Festa season is one of the most joyful parts of the Maltese calendar - and one of the hardest on dogs. The fireworks that light up village skies from spring through autumn are, to a dog's ears, sudden, enormous, and inexplicable. Many dogs find them genuinely frightening. The good news: with a bit of planning, you can take most of the fear out of it. Here's a calm, practical approach.
Know when it's coming
Half the battle is not being caught off guard. Festa dates are published well in advance, and fireworks tend to cluster around them - often in the evenings and at set-piece moments. Keep an eye on the local festa calendar for your area and the villages nearby, since sound carries. Knowing a noisy night is coming lets you prepare instead of react.
Create a safe den
Dogs cope with fear by hiding somewhere small and secure. Set up a den before the noise starts - a covered crate, a quiet interior room, or a spot under a bed - with their bed, a familiar blanket, and a favourite toy. Close the shutters and curtains to muffle the flashes and sound. Let them choose to use it; don't force them in.
Mask the sound
Background noise helps enormously. Put on the television, music, or a fan to take the sharp edges off the bangs. Keeping your dog in an interior room away from windows, with that steady background sound, can turn a terrifying night into a merely uncomfortable one.

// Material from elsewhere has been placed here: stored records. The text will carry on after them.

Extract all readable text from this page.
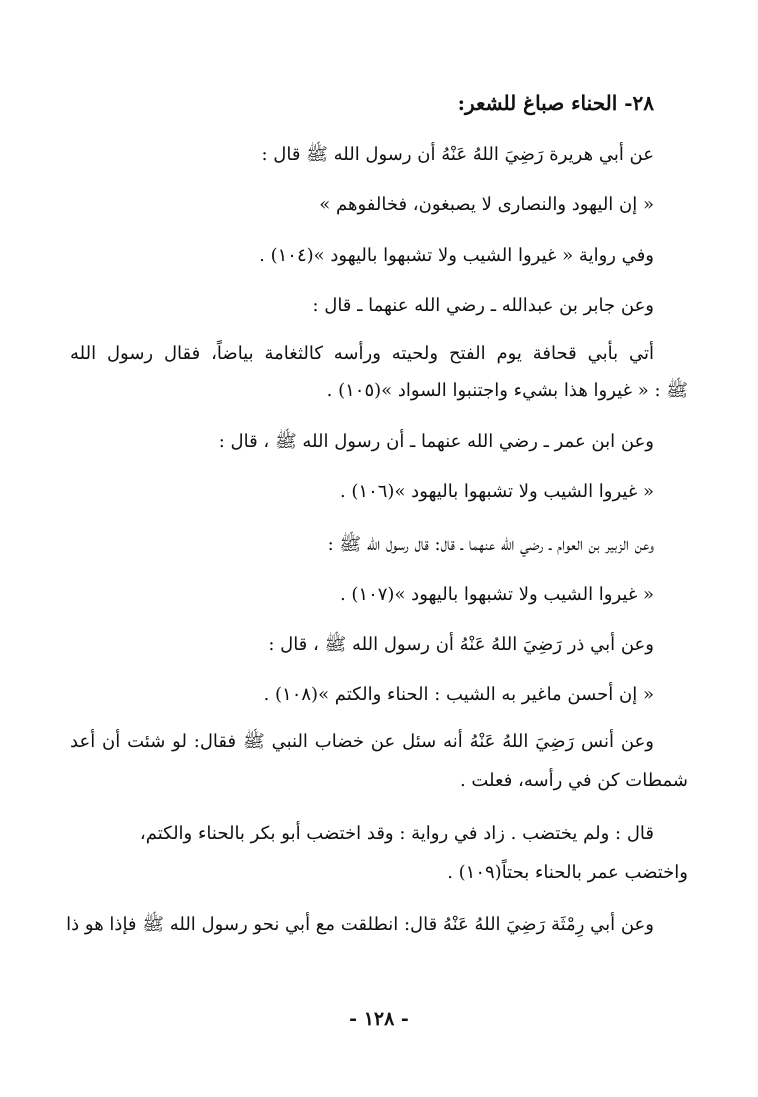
٢٨- الحناء صباغ للشعر:
عن أبي هريرة رَضِيَ اللهُ عَنْهُ أن رسول الله ﷺ قال :
« إن اليهود والنصارى لا يصبغون، فخالفوهم »
وفي رواية « غيروا الشيب ولا تشبهوا باليهود »(١٠٤) .
وعن جابر بن عبدالله ـ رضي الله عنهما ـ قال :
أتي بأبي قحافة يوم الفتح ولحيته ورأسه كالثغامة بياضاً، فقال رسول الله
ﷺ : « غيروا هذا بشيء واجتنبوا السواد »(١٠٥) .
وعن ابن عمر ـ رضي الله عنهما ـ أن رسول الله ﷺ ، قال :
« غيروا الشيب ولا تشبهوا باليهود »(١٠٦) .
وعن الزبير بن العوام ـ رضي الله عنهما ـ قال: قال رسول الله ﷺ :
« غيروا الشيب ولا تشبهوا باليهود »(١٠٧) .
وعن أبي ذر رَضِيَ اللهُ عَنْهُ أن رسول الله ﷺ ، قال :
« إن أحسن ماغير به الشيب : الحناء والكتم »(١٠٨) .
وعن أنس رَضِيَ اللهُ عَنْهُ أنه سئل عن خضاب النبي ﷺ فقال: لو شئت أن أعد
شمطات كن في رأسه، فعلت .
قال : ولم يختضب . زاد في رواية : وقد اختضب أبو بكر بالحناء والكتم،
واختضب عمر بالحناء بحتاً(١٠٩) .
وعن أبي رِمْثَة رَضِيَ اللهُ عَنْهُ قال: انطلقت مع أبي نحو رسول الله ﷺ فإذا هو ذا
- ١٢٨ -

Stay calm yourself - and don't punish the fear
Your dog reads you. If you're relaxed and matter-of-fact, that's reassuring. Comforting a frightened dog is fine - the old myth that it "rewards" fear isn't true - but keep it low-key and steady rather than anxious. Never scold a dog for trembling, hiding, or having an accident; fear isn't disobedience.

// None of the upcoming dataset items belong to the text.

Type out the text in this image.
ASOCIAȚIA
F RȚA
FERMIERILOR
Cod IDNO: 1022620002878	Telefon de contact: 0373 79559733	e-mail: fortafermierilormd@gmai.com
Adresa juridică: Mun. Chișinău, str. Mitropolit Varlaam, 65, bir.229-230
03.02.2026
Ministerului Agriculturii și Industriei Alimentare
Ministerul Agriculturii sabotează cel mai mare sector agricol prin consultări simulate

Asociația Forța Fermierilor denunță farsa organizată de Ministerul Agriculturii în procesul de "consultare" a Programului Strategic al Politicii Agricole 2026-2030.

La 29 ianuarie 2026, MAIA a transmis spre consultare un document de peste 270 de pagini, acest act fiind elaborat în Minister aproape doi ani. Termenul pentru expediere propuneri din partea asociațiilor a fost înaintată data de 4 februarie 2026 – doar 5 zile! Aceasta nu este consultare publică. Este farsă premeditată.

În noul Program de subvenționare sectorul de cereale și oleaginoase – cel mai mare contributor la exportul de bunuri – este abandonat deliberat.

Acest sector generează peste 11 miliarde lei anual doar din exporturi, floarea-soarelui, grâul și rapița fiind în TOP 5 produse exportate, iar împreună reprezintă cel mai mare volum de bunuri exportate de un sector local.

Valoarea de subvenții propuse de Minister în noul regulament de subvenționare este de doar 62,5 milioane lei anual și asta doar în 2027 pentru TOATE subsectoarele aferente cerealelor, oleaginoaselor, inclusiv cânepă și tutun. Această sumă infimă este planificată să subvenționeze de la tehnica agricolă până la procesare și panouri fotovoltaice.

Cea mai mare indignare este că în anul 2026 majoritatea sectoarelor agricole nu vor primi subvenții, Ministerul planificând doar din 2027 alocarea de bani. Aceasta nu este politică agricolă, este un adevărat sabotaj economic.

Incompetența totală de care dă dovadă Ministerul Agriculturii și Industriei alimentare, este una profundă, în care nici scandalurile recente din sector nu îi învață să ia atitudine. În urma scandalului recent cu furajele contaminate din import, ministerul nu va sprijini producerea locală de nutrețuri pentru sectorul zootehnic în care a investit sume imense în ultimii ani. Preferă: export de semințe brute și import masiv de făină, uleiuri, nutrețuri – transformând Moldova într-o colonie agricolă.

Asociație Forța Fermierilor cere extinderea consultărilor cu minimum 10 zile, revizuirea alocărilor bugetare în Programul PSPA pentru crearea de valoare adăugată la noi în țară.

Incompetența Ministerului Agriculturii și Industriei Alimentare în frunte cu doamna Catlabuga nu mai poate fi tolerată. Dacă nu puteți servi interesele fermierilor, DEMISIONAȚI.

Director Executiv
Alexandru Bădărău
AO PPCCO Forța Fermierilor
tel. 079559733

Practical safety on the night
- Walk early, before dark, so the evening fireworks don't catch you outside.
- Keep them securely indoors once it starts - panicked dogs bolt, and a frightened dog can clear a fence it normally wouldn't.
- Check the garden and gates are secure even so.
- Make sure their ID and microchip details are current, just in case the worst happens and they escape.
For severe cases, talk to your vet
Some dogs are so distressed that management alone isn't enough. If your dog shakes uncontrollably, hurts themselves trying to escape, or panics for hours, speak to your vet. There are calming aids and, in serious cases, medication that can take the edge off - and a longer-term desensitisation plan can genuinely help over time.
The dog underneath the fear
It's easy to forget, on a bad festa night, that your anxious, trembling dog is the same one who's all joy and mischief the rest of the year. When the season's over and they're back to themselves - sprawled in the sun, grinning on a walk - that's the version worth keeping. A clear, happy photo makes a lovely hand-finished portrait, a reminder of who they really are.
Plan ahead, build the den, mask the sound, and stay calm. Your dog will get through it - and so will you.